By Ben Lamorte
One of the best arguments for deploying Objectives and Key Results (OKRs) is emphasising a shorter cycle. More frequent review cycles lead to more rapid learning and more opportunities to make progress. Frequent reviews can foster a feeling of winning at work. You also get more places along the road to adjust the course to focus on what’s most important.
However, the emphasis on a short cycle is often cited as a potential pitfall of OKRs. Are OKRs too short-sighted? How can OKRs be strategic if they look out only for a quarter? At Intel, OKRs were set monthly; pundits often argue that monthly OKRs are more tactical and less about strategy.
Given that Objectives often change from cycle to cycle and Key Results almost always change, what does stay constant? We’ve all seen imagery for OKRs that feature an arrow hitting a target. But moving targets are hard to hit! So, with OKRs, where is the longer-term description of an organization’s strategy? The target that stays in place?
Some organizations set annual OKRs in addition to quarterly OKRs. But often, they set annual OKRs at the company level only. The power of Key Results depends on the shorter timeframe to get us focused on near-term results. So, some organizations that set annual OKRs only set an annual Objective and leave the Key Results out.
I’ve not seen a standard solution for balancing the short-term nature of OKRs with the longer-term strategic goals of the organization. But, I can provide one equation designed to address this issue.
M + OKR = MOKR
I first learned about OKRs as “MOKRs” in a presentation entitled Never before Disclosed Oracle Planning Techniques.
“M” stands for “Mission”, and it comes first because it answers the fundamental question: “what is the purpose of our organization.”
Having a clear mission and aligning OKRs – whether monthly, quarterly, or yearly – to that mission helps ensure that work performed in the short term meets the organisation’s long-term strategic mission. Let’s look at an example MOKR and see how it enables OKRs to be defined within a longer-term context.
Ongoing Long-Term Marketing Mission: Provide the tools to enable the sales team to sell
Quarter 1 Objective: Deliver quality leads cost-effectively
Quarter 1 Key Results:
- Obtain baseline ROI of marketing (Revenue/Cost for 5 conferences where we spent $50,000 or more in 2014)
- Achieve an overall cost per lead below $65 in Q1
- 30% of leads convert to opportunity within 6 weeks of creation
Marketing is focusing on just one Objective in Q1, which may change the Objective in future Quarters. Examples of future Objectives might be: “Refresh marketing collateral to include new product ABC” or “Present the first comprehensive competitive analysis featuring new players in the mobile market”. Note that each of these Objectives supports the longer-term Mission.

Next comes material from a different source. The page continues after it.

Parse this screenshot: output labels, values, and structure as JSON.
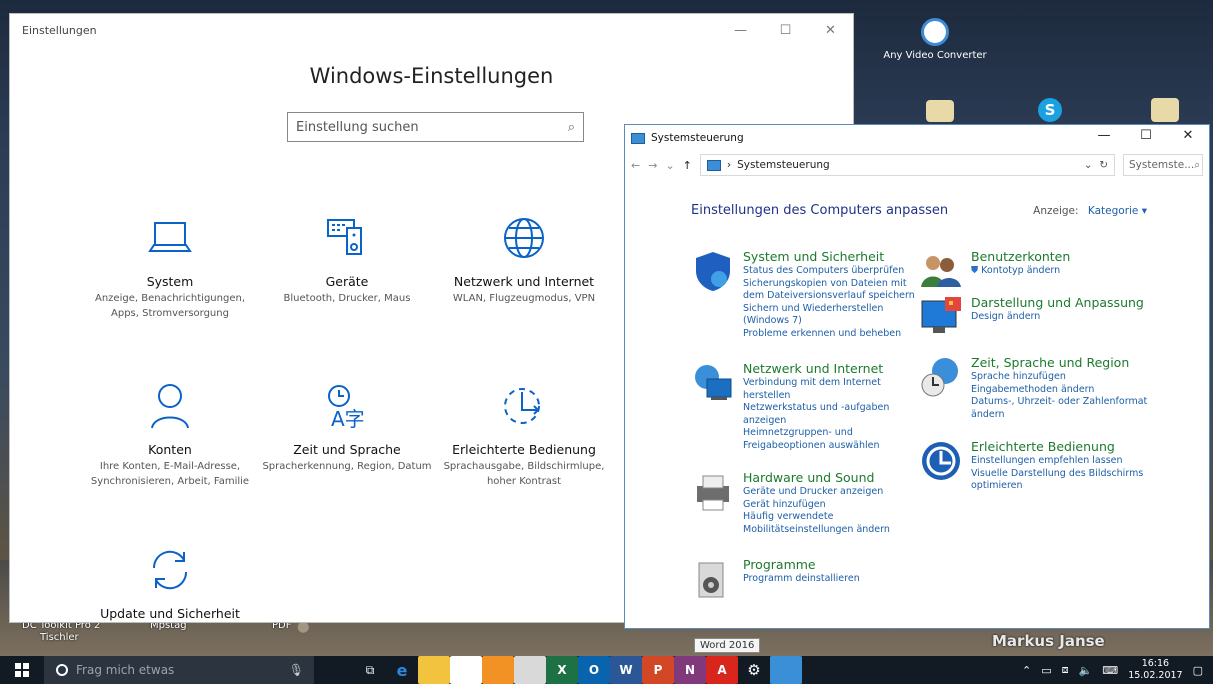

When I first deployed MOKRs in a mid-sized software company with 5 business units and roughly 50 team leaders, the 10 minutes I spent with each manager to define their team’s mission was probably the best time spent in the entire project. The new CFO could now quickly read through a list detailing how each team believes they fit into the big picture. And the list was developed bottoms-up. That is, each team leader proposed their own. By making all the missions public, it was quite easy to see how each mission connected and were aligned throughout the organization.
I’d like to share the following MOKR exercise I highly recommend completing BEFORE developing OKRs. For more on how OKRs (and MOKRs) can be used to drive better results and create engagement, look for my upcoming interview with the Engagement Game.
Set your Mission!
Exercise: At your next team meeting, ask every team member to write their version of your team’s mission in one sentence. Then read each statement out loud. You might learn a lot. Plus, this 5-10 minute exercise will get everyone thinking about why they work and how they contribute to the larger picture. A great start to any OKRs (or MOKRs)!